Maschera e identità nell’epoca contemporanea

Oggi il discorso si amplia ulteriormente. Viviamo in una società che non solo ammette, ma quasi impone la maschera: nei social network, nei rapporti professionali, persino nella cura estetica del corpo. La maschera non è più eccezione: diventa regola.

Basta osservare il fenomeno crescente delle trasformazioni estetiche, dei ritocchi, degli interventi chirurgici volti a modificare i tratti naturali. È come se molte persone non si piacessero così come sono, e cercassero di reinventarsi un volto nuovo, definitivo, una maschera permanente.

Qui si apre un interrogativo inquietante. Si era detto che il nostro è il tempo di Narciso, ma il Narciso mitologico si amava fino a morirne. Noi, al contrario, sembriamo incapaci di amarci: milioni di giovani vivono il proprio corpo come inadeguato, da mascherare costantemente, anche a costo di negarne l’autenticità. Non siamo Narcisi, ma il loro contrario.

L’enigma del volto

Eppure, il volto resta il centro della nostra identità. È ciò che ci distingue, che ci rende unici, che ci consente di comunicare emozioni e verità. Il volto è difficile da leggere, come osserva Tullio Pericoli, ma proprio per questo resta la chiave per accedere alla profondità di una persona.

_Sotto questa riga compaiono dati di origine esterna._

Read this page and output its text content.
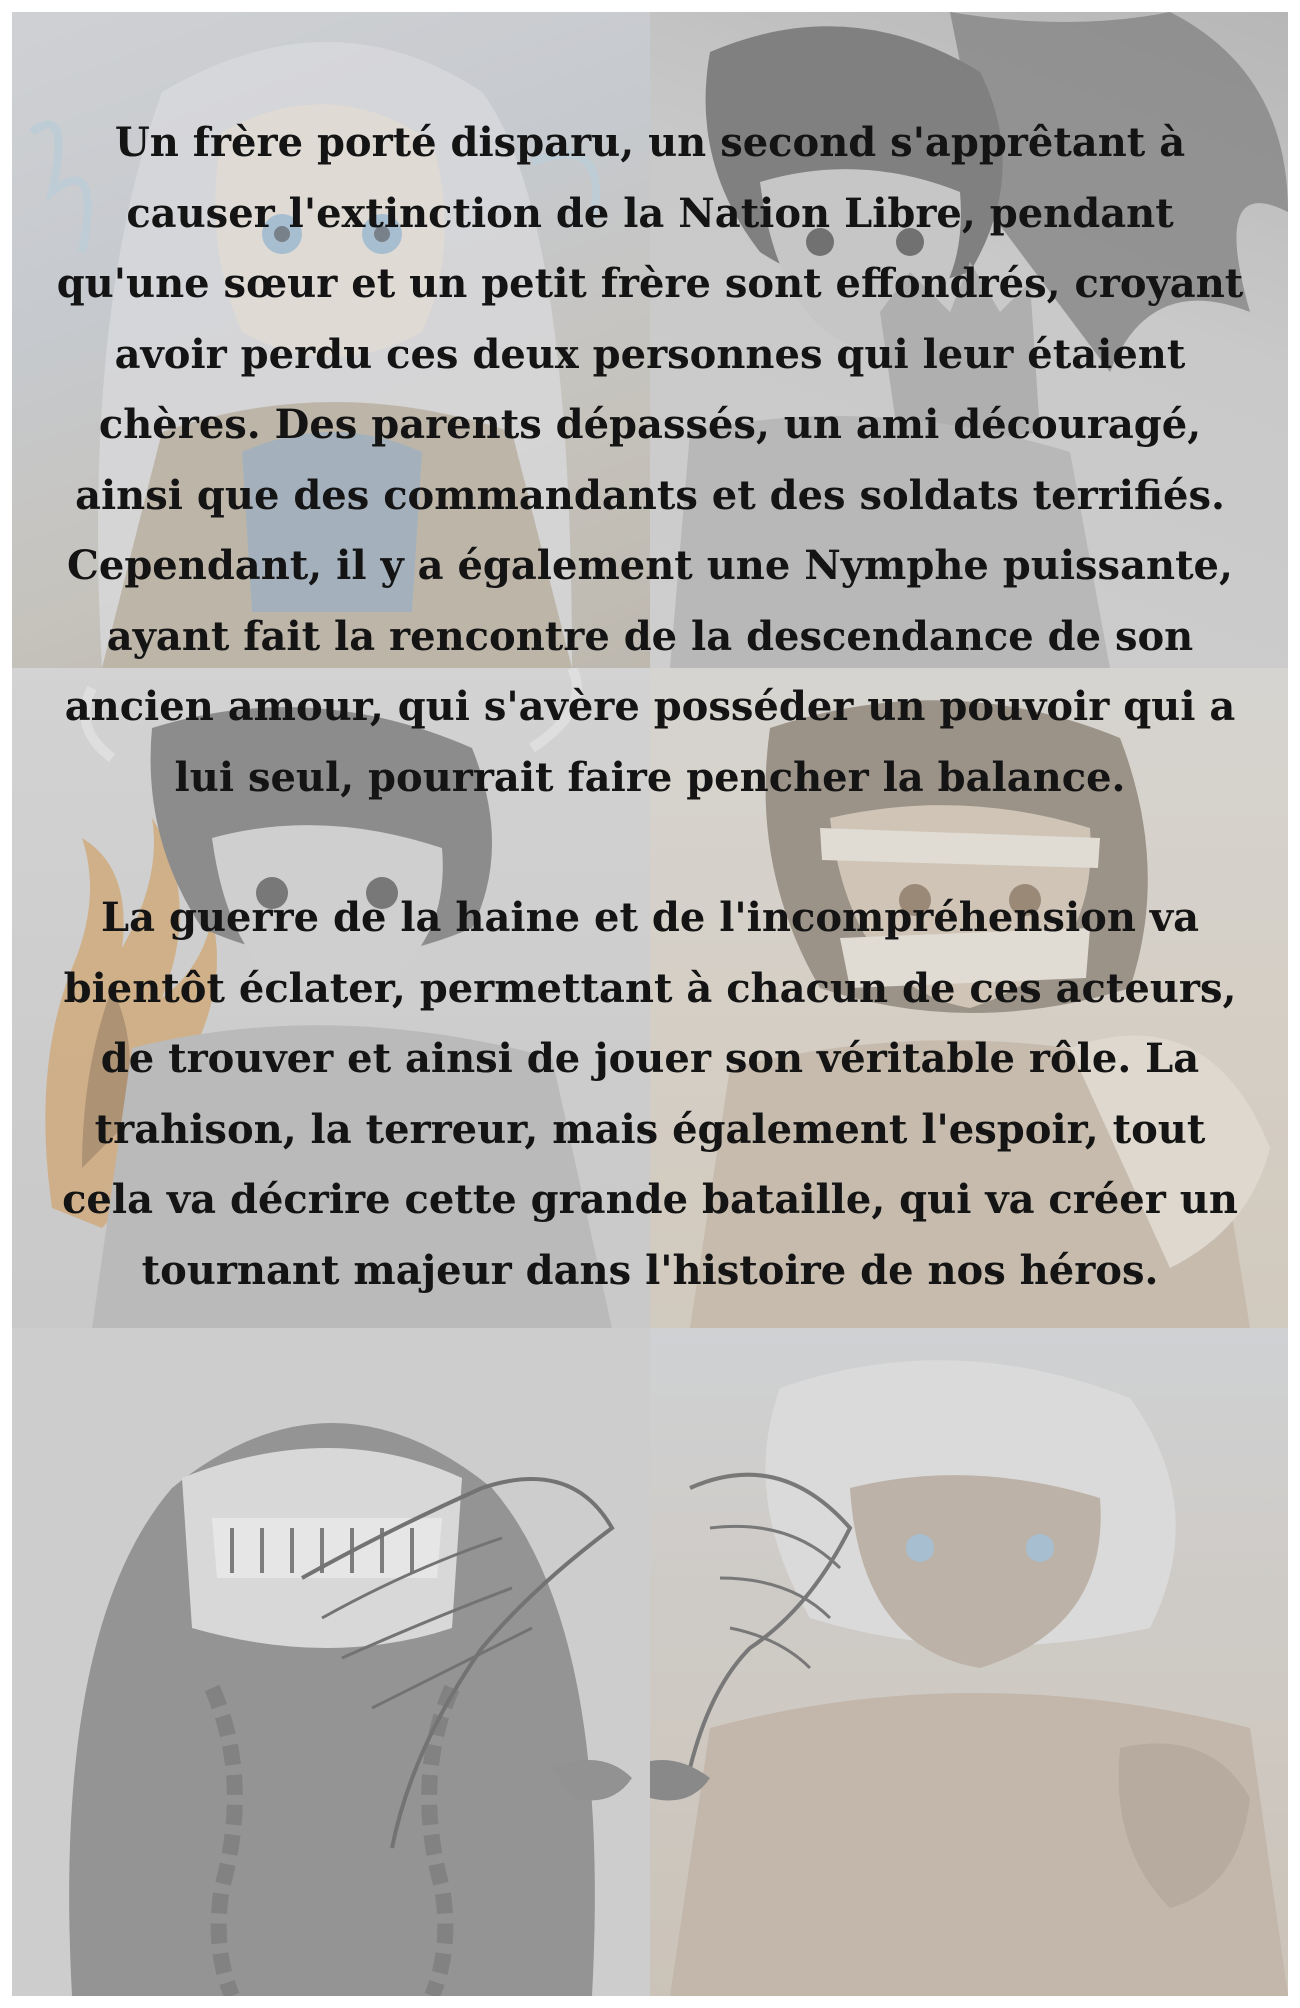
Un frère porté disparu, un second s'apprêtant à causer l'extinction de la Nation Libre, pendant qu'une sœur et un petit frère sont effondrés, croyant avoir perdu ces deux personnes qui leur étaient chères. Des parents dépassés, un ami découragé, ainsi que des commandants et des soldats terrifiés. Cependant, il y a également une Nymphe puissante, ayant fait la rencontre de la descendance de son ancien amour, qui s'avère posséder un pouvoir qui a lui seul, pourrait faire pencher la balance.

La guerre de la haine et de l'incompréhension va bientôt éclater, permettant à chacun de ces acteurs, de trouver et ainsi de jouer son véritable rôle. La trahison, la terreur, mais également l'espoir, tout cela va décrire cette grande bataille, qui va créer un tournant majeur dans l'histoire de nos héros.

Il rischio, allora, è che l’incontro con un volto autentico diventi sempre più raro. Ci abituiamo a maschere lucide e levigate, prive di imperfezioni ma anche di verità. Così, quando ci imbattiamo in un volto nudo, sincero, potremmo persino trovarlo disarmante, tanto siamo avvezzi al filtro della maschera.

La maschera, in fondo, non è un male in sé. Ha avuto e continua ad avere funzioni vitali: permette di proteggersi, di recitare un ruolo, di sperimentare identità diverse. Ma se diventa definitiva, se soffoca il volto anziché preservarlo, si trasforma in una gabbia.

La citazione, pur non appartenendo a Pirandello, ci invita a vigilare su questo equilibrio fragile: riconoscere quando una maschera è utile e quando, invece, rischia di cancellare ciò che siamo davvero. Forse il compito più difficile e più prezioso, oggi, è proprio questo: reimparare a distinguere i volti dalle maschere, e avere il coraggio di mostrarci autentici almeno a chi davvero conta.